Are there any historical examples of (non government-approved) fake news having a strong effect?

Upvote:1

Your question is almost impossible to answer as there is no clear definition what fake news actually is. To a lesser extend this applies to hate speech as well. Certainly the way it is applied today seems to be "it doesn't agree with my opinion, therefor it must be fake news or hate speech!"

Is warning for vaccination fake news? It - in my opinion - most certainly is. Is warning for second hand smoke fake news? Again, in my opinion it is. However, a vast majority will accept incorrect data as correct. Same applies to climate hoaxes. Not agreeing with the popular opinion doesn't automatically make something fake news.

See how difficult it is?

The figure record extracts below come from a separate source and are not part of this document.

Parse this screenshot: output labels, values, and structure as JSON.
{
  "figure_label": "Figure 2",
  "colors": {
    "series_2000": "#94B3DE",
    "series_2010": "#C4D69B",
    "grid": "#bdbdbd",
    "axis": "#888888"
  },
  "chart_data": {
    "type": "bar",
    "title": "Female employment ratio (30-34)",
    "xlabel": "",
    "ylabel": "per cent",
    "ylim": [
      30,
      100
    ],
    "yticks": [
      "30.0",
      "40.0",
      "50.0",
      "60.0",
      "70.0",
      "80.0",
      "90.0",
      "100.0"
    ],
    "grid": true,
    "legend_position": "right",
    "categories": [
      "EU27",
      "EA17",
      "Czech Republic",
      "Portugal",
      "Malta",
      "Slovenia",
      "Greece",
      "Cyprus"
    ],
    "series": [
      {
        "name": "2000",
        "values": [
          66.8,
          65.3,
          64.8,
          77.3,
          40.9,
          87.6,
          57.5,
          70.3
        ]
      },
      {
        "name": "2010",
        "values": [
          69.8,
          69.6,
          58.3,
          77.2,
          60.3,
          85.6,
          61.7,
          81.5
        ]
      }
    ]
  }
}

You probably will agree anti-vaxers are bat shit crazy. Now it gets more difficult: Second hand smoke being more dangerous than nerve gas has so often been reported it is taken for granted. The same principle is being applied now on climate science and global warming.

Be very careful with regulations of the above, that is known as censorship. Censorship is like smoking: you start with a little, like it, and want it more and more.

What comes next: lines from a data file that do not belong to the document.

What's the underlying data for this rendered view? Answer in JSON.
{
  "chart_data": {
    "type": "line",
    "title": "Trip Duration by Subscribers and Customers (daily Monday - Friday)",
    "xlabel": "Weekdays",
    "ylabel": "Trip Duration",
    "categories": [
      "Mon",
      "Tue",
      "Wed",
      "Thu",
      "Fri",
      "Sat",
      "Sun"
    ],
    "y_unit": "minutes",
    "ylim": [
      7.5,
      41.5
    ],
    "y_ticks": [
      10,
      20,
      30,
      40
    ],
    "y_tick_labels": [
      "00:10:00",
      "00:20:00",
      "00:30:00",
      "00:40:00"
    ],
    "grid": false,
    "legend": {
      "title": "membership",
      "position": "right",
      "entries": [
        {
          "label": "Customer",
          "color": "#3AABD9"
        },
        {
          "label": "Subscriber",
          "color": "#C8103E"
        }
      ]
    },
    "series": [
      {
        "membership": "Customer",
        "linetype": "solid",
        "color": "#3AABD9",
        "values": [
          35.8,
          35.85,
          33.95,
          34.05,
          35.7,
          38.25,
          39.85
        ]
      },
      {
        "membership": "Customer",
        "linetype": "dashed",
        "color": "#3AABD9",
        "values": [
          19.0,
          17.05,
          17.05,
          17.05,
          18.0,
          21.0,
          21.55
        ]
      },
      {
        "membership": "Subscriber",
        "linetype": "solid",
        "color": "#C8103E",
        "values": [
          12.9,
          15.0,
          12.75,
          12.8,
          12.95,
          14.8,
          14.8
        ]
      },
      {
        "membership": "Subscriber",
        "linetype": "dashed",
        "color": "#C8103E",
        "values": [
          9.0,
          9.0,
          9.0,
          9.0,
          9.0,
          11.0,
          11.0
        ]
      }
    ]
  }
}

Fake news abounds, always has and always will. One of the better examples of the past are the Dutch Tulip craze and the South Sea bubble.

Upvote:4

Just prior to the start of WWII, Nazi Germany managed to use lots of induced street violence and fake stories about German unification supporters being suppressed to take over Austria without themselves firing a shot, and then used fake stories about ethnic Germans being oppressed and abused to do the same thing with the defensible western portion of democratic Czechoslovakia. They were in the process of pulling the same maneuver with Poland (they even had a secret partition agreement worked up with the USSR) when France and England drew the line. At that point it was arguably too late to stop them.

Its not like Hitler invented political subversion propaganda though. This is a time-honored technique of attacking another country indirectly, particularly useful when softening it up for invasion. Democracies are particularly vulnerable to it due to the fact that they must allow dissenting political speech in order to function properly.